Monday, January 26, 2004

Preaching the Gospel of Ed

Count the Daily News's Sam Donnellon among the converts to the Church of Wade. Expanding on yesterday's "Wonder what Scott Rolen is thinking" piece by Jim Salisbury in the Inquirer, Donnellon notes that the Phillies have earned his trust thanks to the way they've managed their affairs recently:

The Phillies have done almost everything we have asked them to do over the last two seasons, starting with the crafty and consolidated wooing and signing of Jim Thome, the pricey acquisition of Kevin Millwood, the signing of David Bell to fill the void Scott Rolen left at third. You can hammer them for not seeing Jose Mesa's meltdown coming, and for their weak trade-deadline pursuits of another closer (Mike Williams?) and another bat (nobody). But if you do, then realize the improbability of this offseason's conquests, when prospects and young arms were dealt to obtain Billy Wagner and Eric Milton, two arms with impressive pedigrees.

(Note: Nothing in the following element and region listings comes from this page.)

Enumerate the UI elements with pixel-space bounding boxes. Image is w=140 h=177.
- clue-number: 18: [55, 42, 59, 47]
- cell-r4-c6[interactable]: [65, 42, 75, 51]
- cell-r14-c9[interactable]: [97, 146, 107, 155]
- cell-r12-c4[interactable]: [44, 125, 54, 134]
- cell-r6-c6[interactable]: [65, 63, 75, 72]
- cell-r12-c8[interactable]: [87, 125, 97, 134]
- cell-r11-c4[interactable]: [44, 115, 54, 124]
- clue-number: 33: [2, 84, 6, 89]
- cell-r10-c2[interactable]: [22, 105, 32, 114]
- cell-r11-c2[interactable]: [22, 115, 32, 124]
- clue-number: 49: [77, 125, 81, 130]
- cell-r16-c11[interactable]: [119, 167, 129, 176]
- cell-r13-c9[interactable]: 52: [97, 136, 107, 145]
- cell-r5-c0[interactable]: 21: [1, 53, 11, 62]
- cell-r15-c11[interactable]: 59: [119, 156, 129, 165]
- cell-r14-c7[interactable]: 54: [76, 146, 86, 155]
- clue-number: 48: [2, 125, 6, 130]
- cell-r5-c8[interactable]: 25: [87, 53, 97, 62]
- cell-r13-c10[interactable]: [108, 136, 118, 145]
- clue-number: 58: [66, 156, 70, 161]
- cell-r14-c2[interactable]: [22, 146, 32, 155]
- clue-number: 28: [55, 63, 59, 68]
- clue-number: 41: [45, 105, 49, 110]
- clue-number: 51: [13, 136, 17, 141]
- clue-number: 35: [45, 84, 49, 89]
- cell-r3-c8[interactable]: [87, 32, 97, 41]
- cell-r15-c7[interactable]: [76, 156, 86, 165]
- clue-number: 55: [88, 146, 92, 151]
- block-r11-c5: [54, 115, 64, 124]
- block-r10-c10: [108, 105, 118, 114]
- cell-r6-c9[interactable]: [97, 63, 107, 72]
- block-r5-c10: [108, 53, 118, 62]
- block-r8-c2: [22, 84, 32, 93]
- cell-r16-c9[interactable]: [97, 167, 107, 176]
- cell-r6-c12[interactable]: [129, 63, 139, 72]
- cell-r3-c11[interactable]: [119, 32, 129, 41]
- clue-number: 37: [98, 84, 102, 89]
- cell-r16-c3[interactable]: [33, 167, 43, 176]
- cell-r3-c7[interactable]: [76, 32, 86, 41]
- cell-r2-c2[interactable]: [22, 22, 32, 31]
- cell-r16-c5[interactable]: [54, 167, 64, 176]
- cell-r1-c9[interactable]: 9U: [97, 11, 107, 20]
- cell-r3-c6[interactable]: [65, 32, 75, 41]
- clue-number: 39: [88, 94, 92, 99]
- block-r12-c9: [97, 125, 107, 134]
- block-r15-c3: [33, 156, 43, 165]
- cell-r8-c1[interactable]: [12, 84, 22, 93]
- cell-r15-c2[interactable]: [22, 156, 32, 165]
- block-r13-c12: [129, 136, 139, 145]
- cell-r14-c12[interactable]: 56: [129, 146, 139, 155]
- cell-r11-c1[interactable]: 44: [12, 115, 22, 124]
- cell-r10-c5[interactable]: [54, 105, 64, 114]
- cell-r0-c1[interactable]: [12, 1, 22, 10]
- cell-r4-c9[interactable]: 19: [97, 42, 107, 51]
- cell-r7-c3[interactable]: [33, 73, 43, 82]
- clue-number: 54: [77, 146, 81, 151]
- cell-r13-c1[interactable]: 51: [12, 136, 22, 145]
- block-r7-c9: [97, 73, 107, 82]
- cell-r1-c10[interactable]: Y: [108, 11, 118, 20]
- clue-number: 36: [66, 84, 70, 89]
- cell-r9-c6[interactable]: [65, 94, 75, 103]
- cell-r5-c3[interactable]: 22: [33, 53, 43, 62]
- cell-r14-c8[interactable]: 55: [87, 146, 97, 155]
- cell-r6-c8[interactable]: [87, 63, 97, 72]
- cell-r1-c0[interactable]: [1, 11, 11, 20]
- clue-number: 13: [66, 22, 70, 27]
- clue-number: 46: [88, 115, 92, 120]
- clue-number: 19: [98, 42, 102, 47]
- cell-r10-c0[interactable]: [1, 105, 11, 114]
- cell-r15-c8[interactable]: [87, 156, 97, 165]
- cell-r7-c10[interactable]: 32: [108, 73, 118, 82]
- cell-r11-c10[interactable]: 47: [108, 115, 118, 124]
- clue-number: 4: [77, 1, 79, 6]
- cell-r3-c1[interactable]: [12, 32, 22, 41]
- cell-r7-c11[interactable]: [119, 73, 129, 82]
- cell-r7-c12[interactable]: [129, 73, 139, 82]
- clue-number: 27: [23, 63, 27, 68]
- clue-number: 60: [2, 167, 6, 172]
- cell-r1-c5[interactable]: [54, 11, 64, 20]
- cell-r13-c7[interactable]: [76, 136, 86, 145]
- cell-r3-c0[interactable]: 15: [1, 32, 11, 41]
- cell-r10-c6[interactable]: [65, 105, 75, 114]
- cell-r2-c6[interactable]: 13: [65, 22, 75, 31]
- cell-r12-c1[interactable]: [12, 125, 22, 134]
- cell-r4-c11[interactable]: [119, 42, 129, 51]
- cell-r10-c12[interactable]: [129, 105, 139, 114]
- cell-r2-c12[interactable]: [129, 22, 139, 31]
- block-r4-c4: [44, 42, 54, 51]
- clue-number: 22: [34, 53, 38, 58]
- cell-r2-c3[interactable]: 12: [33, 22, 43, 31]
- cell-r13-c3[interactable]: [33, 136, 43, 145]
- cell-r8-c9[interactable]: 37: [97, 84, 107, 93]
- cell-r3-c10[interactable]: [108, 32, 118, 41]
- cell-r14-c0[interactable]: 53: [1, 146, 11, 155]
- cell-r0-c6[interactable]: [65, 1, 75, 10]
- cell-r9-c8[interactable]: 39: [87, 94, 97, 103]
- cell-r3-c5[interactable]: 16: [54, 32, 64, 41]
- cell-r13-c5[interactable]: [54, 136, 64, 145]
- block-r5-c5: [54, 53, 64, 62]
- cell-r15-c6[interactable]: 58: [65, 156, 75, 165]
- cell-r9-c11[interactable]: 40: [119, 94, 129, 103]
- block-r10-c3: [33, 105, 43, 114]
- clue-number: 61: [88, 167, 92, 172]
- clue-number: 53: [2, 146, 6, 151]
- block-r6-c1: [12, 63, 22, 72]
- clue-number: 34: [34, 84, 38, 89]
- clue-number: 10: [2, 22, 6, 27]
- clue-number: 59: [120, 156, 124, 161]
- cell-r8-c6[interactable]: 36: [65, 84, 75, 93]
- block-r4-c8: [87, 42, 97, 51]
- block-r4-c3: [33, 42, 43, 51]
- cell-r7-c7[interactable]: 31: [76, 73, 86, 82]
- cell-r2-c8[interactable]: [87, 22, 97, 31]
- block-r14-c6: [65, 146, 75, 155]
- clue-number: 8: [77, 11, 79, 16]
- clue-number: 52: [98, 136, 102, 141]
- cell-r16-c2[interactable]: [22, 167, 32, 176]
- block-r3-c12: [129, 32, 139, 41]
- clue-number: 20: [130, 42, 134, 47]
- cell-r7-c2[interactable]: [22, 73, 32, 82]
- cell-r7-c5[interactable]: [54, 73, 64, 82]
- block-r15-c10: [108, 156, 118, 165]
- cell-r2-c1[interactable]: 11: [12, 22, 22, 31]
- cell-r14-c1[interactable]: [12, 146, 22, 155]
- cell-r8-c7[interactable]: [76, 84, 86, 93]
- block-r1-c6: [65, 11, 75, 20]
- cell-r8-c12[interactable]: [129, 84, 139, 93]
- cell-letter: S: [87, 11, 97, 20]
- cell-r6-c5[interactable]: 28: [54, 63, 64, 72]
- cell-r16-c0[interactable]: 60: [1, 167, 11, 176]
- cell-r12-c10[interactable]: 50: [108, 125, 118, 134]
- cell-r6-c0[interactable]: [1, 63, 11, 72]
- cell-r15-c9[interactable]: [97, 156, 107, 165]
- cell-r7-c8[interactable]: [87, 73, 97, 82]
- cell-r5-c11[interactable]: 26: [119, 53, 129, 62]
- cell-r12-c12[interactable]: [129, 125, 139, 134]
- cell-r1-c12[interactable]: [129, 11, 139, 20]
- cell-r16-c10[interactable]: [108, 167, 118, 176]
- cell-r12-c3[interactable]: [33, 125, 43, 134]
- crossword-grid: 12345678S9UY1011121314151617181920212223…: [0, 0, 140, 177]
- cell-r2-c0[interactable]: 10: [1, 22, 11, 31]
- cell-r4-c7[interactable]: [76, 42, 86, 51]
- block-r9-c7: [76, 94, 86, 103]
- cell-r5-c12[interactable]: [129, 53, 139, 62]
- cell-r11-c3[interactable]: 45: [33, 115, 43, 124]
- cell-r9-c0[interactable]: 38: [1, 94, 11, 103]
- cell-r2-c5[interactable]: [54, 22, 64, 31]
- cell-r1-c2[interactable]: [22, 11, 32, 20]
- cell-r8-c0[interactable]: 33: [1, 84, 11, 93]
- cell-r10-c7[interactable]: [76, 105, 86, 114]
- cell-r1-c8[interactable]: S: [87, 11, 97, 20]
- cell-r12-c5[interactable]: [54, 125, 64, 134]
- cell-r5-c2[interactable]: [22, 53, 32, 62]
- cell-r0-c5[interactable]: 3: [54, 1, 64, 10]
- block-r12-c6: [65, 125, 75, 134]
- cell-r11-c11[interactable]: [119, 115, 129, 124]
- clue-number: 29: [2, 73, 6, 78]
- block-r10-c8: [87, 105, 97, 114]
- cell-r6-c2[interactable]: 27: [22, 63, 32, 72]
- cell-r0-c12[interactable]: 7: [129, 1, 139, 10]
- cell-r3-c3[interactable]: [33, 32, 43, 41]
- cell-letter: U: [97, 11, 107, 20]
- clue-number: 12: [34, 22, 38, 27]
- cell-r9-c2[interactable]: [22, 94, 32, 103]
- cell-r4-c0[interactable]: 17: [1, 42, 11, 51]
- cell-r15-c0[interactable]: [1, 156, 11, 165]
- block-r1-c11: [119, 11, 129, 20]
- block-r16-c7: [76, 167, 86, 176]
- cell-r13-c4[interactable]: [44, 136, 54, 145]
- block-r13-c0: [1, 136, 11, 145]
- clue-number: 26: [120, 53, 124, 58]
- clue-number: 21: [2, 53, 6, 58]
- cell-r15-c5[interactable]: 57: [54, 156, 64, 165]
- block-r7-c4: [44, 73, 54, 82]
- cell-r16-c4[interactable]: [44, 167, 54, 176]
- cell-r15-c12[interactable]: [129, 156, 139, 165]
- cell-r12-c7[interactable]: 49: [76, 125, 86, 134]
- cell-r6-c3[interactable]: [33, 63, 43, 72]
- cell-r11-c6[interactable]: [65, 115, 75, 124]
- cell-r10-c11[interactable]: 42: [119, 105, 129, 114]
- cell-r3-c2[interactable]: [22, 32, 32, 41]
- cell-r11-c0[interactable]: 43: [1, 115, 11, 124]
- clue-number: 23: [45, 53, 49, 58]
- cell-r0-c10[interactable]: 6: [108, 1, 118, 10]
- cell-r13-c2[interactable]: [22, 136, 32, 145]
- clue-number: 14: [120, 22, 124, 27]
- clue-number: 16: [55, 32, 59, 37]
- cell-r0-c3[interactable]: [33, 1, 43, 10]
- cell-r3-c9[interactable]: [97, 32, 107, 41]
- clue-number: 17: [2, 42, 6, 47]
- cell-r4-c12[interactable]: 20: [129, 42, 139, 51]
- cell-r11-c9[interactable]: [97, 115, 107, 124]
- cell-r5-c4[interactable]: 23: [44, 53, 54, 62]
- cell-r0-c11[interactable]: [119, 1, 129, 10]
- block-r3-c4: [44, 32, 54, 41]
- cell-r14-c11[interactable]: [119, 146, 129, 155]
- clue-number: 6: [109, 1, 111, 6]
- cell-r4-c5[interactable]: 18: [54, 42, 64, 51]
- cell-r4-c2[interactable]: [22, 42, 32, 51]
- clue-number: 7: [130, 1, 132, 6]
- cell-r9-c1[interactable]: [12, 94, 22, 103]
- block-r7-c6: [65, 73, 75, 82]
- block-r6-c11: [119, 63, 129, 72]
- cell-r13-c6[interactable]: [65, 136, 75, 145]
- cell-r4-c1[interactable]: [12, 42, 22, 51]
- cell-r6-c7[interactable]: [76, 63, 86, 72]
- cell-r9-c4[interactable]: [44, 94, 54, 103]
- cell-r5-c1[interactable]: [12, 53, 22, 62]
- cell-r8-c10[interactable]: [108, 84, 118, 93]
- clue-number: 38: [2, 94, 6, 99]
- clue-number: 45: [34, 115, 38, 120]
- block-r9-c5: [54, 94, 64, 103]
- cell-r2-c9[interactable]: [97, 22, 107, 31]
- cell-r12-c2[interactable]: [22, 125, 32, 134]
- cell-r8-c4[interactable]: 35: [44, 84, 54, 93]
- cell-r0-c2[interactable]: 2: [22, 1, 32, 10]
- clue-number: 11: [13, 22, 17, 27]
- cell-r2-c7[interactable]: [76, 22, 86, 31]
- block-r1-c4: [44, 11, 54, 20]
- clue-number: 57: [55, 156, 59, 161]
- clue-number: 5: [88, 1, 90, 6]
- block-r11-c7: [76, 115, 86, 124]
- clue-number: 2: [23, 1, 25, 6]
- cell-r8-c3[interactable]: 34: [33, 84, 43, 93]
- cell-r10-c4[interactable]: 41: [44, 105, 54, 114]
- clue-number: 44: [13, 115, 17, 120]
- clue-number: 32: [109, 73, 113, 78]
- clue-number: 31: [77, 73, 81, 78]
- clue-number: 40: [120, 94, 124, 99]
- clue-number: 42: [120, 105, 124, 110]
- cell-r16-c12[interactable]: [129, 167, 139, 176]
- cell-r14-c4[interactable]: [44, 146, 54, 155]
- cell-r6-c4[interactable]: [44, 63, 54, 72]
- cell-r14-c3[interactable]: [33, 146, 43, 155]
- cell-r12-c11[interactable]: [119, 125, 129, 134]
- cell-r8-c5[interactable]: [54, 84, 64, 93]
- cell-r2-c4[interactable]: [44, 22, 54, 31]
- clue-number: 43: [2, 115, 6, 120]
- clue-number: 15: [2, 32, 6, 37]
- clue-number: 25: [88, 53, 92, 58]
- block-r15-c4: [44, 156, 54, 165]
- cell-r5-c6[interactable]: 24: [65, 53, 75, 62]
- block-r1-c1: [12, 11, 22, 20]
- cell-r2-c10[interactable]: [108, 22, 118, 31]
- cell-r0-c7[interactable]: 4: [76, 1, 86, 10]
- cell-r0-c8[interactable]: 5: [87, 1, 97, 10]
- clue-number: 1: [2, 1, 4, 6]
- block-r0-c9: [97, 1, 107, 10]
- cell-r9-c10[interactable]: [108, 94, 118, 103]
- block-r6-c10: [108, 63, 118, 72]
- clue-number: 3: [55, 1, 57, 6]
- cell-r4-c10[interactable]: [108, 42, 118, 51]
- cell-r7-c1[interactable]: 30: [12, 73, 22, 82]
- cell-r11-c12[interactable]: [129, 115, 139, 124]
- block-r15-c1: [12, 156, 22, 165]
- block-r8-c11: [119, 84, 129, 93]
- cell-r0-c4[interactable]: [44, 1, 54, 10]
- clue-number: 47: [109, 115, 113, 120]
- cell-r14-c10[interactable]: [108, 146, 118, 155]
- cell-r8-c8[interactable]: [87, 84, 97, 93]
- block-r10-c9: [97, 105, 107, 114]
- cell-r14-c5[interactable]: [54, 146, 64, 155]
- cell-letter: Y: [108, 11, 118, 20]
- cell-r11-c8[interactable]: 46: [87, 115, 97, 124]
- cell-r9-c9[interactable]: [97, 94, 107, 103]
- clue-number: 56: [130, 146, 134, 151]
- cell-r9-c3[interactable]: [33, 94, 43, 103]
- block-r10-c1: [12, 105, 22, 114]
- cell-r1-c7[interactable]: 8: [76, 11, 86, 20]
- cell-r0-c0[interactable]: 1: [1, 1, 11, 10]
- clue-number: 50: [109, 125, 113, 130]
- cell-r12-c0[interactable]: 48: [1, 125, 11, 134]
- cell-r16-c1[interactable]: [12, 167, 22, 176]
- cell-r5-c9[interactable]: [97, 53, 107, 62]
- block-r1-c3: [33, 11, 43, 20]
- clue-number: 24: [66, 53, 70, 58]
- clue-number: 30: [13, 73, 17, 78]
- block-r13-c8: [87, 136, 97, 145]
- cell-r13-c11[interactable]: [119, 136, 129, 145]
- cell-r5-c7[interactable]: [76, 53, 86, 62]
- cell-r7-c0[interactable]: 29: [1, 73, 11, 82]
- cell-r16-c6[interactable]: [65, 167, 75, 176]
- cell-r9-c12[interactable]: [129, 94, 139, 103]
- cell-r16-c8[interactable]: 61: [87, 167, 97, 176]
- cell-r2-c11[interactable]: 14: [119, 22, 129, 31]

Some of those prospects would have been gone if general manager Ed Wade were more aggressive at the trade deadline last July, as people like me wanted him to be. "We made baseball decisions that people didn't agree with," Wade said the other day. "And obviously people can now say we were right and you guys were wrong."

Wade even explicitly addresses the belief of Rolen and others a few years ago that the Phils were a big-market team with small-market purse strings. In what amounts as a "Nyah-nyah, told you so," the GM recalls what happened when he'd talk about the reality of Veterans Stadium as a revenue source:


"He didn't believe we were portraying it accurately at the time," Wade said of Rolen, who forced a trade to St. Louis. "Or that we were going to do what we said we were going to do. Well, lo and behold, we're in a new facility, we're anticipating the revenue streams and we've already spent a chunk of it last offseason ... We're spending another chunk of it this offseason."

Lo and behold, Rolen's new team in "heaven," St. Louis, is cutting payroll as it prepares to finance its own new stadium. And wasn't it surreal this winter when Curt Schilling targeted the team he once deemed cheap and uncommitted as one of the teams to which he would be traded?

Props to Donnellon for having the stones to admit he was wrong, and props to Ed Wade for swinging for the fences when he finally got the green light. But before everybody tears a rotator cuff from all the back-patting, it bears remembering that the Phillies for years did in fact allocate resources more like the Twins and the Royals than the Astros and Diamondbacks (two teams in markets comparable to Philadelphia). The Phils would slap band-aids on top of wounds that required major surgery, and pronounce themselves ready to compete, when even a casual observer could conclude easily that that was a bald-faced lie.

Yes, I understand that ownership's hands may have been tied by the Vet -- but should the fans have been made to pay for that? David Montgomery & Co. should have been prepared to act like a big-league team regardless of the stadium situation -- and if they weren't, they should have rung up the good folks and Comcast to see if they were interested in entering the baseball business. I'm glad the Phillies are acting like a real team now, but management shouldn't get a pass on prior years' behavior. We deserved better than we got.